Design documents are often the physical design itself, we typically create these in either Figma or Adobe XD. They change in both form and complexity as the design process advances, and the types of documents, including their fidelity, can vary greatly.

While there are many advantages to designing quickly and creating a final product as soon as possible, it’s important not to cut corners. That doesn’t make them all necessary, though we may skip ones that aren’t applicable to our project or add relevant value.

Sitemaps

These are outlines of our information architecture, showing how our pages are connected to one another.

Wireframes

These are the barebone structures of our product; dedicating time to building one allows us to flesh out our sitemap without more complex details as distractions. The most basic form of prototyping to explore the efficiency and usability of your design. Good for brainstorming and inviting feedback from others due to its simple format and lack of colors, images etc.

User Flows

Once we’ve done enough user research, we can start outlining how the pages in your design correspond with user actions. User flows are fast shorthand notes that help you improve the efficiency of your design. You can evaluate the amount of friction at each step and minimize steps when possible.

Mockups

These allow us to focus solely on the visual details of our product, creating a hi-fidelity reference for how it should look.

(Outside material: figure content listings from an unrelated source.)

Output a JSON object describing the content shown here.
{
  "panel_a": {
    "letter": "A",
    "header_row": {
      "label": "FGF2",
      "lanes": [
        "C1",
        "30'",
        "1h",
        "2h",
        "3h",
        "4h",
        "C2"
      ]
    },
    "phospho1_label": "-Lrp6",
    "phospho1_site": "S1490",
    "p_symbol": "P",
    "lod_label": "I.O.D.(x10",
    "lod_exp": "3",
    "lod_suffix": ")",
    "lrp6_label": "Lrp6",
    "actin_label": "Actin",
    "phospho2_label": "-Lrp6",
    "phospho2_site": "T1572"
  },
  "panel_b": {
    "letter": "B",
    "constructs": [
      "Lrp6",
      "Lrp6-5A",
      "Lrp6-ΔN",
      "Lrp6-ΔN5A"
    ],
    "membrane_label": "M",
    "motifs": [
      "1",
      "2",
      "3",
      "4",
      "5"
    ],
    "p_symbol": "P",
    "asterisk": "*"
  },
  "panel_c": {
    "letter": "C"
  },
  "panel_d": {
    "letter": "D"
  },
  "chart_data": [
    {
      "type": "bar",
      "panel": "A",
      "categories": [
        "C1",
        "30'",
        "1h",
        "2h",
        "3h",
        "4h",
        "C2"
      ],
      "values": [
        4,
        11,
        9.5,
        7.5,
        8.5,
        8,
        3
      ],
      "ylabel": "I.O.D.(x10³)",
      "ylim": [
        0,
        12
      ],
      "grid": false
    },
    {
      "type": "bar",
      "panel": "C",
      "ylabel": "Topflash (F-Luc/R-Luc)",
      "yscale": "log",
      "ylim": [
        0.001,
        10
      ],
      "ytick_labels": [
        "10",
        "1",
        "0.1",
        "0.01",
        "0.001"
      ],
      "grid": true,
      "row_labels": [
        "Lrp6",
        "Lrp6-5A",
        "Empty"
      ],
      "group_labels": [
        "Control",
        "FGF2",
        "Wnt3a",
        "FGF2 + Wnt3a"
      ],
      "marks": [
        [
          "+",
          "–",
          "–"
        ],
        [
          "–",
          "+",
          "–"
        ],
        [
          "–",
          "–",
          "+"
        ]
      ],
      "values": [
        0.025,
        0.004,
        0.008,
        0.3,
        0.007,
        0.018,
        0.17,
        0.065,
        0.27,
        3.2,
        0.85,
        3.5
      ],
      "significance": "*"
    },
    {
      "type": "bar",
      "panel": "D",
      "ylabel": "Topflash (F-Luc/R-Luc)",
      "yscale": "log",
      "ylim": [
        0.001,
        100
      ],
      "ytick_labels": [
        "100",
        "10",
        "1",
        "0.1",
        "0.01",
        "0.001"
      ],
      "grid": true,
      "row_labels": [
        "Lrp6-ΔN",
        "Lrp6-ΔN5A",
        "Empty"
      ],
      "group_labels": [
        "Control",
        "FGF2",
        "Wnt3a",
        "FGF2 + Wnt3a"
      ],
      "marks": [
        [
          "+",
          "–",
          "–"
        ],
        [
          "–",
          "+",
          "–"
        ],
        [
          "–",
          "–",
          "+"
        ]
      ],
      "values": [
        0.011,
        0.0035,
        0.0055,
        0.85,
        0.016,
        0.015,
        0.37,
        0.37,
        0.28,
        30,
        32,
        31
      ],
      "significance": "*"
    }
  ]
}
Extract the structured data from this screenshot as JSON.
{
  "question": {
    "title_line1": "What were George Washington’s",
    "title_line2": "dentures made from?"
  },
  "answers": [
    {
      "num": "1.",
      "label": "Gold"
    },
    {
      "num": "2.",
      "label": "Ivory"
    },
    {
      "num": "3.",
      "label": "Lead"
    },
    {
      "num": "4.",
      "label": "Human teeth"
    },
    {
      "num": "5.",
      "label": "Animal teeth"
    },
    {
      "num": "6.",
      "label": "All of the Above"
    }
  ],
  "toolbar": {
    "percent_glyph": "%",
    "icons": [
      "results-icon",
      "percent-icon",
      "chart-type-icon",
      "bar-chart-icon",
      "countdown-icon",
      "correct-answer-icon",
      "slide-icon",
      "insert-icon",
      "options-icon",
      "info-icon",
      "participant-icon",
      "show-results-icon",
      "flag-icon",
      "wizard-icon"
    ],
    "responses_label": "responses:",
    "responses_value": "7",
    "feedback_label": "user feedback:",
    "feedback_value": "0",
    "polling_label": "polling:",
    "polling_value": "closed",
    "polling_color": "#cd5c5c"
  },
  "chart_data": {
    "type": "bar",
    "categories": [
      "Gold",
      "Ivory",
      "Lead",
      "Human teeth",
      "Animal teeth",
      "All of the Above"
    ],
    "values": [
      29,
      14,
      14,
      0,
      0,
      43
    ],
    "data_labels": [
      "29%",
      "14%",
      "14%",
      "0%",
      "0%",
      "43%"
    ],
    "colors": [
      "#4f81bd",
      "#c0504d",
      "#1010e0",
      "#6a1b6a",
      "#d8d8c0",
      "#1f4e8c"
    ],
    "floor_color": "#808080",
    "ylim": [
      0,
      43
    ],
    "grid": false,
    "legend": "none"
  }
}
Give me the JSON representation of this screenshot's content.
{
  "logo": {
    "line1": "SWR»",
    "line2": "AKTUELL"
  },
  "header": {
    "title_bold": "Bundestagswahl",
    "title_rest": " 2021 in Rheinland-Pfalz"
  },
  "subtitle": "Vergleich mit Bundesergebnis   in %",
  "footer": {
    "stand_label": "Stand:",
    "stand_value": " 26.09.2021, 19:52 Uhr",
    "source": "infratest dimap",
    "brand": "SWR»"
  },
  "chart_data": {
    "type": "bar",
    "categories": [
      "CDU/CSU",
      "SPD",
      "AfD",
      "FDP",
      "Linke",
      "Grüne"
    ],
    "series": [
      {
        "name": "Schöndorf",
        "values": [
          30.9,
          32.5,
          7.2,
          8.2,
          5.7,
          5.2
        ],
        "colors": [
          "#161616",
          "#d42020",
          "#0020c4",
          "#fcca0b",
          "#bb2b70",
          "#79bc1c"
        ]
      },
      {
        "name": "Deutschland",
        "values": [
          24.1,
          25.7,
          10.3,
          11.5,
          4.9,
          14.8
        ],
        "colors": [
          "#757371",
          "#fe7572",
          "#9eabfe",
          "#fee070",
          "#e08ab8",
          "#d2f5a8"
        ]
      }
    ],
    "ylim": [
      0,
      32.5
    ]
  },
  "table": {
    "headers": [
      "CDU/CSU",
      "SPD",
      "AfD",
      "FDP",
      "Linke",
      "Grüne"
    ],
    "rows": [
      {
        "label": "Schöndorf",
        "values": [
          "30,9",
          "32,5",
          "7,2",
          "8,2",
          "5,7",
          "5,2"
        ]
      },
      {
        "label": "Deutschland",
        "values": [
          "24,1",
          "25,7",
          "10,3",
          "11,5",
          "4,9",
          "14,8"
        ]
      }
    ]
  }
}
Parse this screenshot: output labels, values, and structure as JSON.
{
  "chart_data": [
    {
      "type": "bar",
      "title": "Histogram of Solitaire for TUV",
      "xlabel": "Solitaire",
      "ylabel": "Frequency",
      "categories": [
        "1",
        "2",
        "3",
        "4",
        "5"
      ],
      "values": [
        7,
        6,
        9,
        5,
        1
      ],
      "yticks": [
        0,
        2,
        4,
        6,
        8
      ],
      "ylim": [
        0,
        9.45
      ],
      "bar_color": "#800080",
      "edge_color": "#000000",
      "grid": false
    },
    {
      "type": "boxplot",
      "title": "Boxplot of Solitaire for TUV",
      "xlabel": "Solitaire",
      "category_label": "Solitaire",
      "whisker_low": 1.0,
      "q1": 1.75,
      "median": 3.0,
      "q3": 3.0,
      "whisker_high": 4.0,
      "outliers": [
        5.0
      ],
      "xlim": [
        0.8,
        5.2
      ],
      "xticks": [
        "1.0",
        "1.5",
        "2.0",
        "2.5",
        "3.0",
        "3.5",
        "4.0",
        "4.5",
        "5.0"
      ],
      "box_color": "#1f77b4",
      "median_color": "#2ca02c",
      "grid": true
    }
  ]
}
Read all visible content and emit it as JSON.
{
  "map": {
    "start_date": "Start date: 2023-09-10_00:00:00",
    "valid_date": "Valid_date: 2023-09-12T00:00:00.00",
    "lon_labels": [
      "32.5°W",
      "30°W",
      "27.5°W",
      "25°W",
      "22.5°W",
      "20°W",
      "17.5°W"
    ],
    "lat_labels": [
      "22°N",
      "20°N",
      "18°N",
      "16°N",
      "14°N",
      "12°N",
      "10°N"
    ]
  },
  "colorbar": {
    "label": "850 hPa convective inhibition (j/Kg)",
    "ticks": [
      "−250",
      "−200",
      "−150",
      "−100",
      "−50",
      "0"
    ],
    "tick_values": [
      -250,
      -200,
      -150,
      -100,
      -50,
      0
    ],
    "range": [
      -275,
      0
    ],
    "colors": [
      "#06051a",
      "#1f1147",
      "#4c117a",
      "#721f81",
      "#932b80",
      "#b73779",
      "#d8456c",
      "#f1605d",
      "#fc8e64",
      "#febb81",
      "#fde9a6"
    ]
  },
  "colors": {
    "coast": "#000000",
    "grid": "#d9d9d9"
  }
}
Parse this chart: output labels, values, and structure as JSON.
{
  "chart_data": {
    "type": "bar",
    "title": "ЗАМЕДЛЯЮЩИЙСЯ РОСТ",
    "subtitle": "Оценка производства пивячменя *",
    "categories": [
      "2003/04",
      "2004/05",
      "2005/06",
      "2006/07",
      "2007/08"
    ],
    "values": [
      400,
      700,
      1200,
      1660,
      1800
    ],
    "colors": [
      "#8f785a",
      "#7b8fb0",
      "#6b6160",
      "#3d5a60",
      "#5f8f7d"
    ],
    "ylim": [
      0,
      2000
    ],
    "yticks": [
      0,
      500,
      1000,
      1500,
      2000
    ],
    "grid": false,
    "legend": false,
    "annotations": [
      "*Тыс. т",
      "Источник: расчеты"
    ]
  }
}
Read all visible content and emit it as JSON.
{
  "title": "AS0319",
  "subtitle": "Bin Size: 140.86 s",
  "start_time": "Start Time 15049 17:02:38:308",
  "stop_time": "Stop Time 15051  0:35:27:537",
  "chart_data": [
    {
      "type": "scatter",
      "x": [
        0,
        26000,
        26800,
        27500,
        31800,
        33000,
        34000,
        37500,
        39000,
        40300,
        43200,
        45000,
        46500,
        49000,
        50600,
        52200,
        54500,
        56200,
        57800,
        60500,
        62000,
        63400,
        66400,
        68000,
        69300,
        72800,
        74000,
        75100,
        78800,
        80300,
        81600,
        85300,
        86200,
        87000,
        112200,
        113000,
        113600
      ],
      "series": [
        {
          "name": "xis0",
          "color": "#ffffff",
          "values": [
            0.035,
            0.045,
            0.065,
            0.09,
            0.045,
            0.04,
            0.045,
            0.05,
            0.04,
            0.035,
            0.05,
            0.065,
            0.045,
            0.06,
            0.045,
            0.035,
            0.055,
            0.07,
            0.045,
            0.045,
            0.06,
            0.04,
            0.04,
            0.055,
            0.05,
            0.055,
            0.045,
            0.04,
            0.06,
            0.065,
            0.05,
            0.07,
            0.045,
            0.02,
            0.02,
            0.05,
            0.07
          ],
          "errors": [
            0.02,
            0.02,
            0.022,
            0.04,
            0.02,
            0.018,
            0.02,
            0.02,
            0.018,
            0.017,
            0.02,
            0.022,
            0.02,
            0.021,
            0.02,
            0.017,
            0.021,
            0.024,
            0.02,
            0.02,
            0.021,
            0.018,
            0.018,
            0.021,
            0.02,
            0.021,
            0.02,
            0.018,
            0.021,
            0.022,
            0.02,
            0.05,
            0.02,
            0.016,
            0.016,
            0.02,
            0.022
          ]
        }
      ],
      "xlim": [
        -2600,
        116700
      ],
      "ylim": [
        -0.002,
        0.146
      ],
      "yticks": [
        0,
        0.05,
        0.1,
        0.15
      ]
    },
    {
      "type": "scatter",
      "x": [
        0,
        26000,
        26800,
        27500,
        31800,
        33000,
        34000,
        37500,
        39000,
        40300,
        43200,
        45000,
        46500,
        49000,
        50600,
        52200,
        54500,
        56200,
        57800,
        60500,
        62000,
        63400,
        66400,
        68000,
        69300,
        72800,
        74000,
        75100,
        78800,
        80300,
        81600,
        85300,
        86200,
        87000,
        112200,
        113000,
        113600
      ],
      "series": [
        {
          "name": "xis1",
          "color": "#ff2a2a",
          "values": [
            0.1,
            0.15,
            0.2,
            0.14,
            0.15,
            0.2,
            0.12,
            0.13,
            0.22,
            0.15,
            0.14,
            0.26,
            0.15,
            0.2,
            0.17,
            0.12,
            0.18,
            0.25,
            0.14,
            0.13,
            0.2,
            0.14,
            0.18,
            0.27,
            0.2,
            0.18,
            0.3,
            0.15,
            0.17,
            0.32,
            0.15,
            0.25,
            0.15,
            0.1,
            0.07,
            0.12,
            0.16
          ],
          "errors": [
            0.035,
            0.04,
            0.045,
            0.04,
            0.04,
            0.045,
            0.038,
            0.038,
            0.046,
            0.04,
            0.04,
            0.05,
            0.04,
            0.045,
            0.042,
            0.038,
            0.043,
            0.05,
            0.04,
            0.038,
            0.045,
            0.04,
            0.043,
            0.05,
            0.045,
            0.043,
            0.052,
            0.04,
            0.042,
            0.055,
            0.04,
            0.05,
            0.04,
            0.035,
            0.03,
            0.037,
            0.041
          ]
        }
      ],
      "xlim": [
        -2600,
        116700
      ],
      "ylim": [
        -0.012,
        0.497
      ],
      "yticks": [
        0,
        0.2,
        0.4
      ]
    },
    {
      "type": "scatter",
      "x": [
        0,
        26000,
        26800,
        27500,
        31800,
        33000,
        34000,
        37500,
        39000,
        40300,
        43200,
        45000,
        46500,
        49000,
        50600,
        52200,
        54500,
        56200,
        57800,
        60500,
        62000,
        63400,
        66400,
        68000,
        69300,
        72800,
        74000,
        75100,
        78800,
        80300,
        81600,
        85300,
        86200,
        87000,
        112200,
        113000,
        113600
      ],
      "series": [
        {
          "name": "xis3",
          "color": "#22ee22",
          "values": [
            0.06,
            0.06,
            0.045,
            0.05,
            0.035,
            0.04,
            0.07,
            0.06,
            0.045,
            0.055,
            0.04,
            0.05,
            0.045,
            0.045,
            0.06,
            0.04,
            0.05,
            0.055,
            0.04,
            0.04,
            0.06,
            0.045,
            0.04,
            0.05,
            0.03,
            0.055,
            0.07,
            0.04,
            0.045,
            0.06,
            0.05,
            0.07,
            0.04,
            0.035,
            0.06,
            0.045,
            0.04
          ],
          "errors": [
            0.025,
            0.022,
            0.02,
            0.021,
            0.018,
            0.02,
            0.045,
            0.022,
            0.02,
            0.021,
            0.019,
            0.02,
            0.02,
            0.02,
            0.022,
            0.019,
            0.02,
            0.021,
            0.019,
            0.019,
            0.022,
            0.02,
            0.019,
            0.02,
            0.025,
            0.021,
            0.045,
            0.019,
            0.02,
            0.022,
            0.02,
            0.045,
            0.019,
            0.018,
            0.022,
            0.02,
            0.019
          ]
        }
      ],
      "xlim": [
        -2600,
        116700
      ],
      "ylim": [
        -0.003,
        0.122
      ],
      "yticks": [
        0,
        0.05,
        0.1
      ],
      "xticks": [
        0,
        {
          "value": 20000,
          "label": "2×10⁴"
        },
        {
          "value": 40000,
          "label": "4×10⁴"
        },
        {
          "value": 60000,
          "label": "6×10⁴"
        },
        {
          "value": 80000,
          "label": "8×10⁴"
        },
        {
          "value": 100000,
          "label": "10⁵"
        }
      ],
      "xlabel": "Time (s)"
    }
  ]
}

High-Fidelity Interactive Prototypes

The last iterations of your product before the live version. Hi-fi prototypes are ideal for fine-tuning the interaction design and animations.

User Testing

Usability testing is the strongest influence on design decisions, we must employ testing for more complex design tasks moving forward. It helps ensure we aren’t forcing users into unnatural paths of behavior, and also counterbalance stakeholder feedback. This may not however be the final stage —  the results of the tests often lead to further research and iteration.

This stage must not only come after the design phase. Testing should occur early and often — it should happen alongside the design process at different intervals so that the results can be integrated into further designs. As a minimum, test between multiple iterations.

User Testing Documentation

Testing documentation can come in the form of plans, the tests themselves, and the results. Share everything among the team, so a standardized form for these documents will streamline the process.

Usability Test Plans

These outline our test goals and procedural details such as the location and time, or even the specific questions/tasks. These are especially useful for stakeholders to understand what’s being tested and why.

User Tasks

We need to describe to users the exact tasks we wish for them to perform. Be specific, avoid jargon, and don’t provide too many details on the steps needed to accomplish the task, that is what the user will be showing you.

Usability Test Script

If we are monitoring or moderating the user test, we need to employ a script to ensure consistency across tests.

Usability Reports

Once we have the results of the testing, we’ll need to make the data comprehensive to members of various departments who may not have your specific knowledge. The presentation of the data is crucial to ensuring that everyone interprets it correctly.

Wrap Up

Any documentation that doesn’t make the process easier is wasteful, and likewise any documentation that helps, no matter how frivolous it seems, is not a waste.

Documentation should come about naturally, as a result of necessity or best practices. Staples like wireframes, mockups, and prototypes are the most common, but less popular documents like customer journey maps or test plans can, when done properly, be just as useful. However not every step is required for every UX task, one must determine the best course of action for each task.  Only create documentation that moves design forward.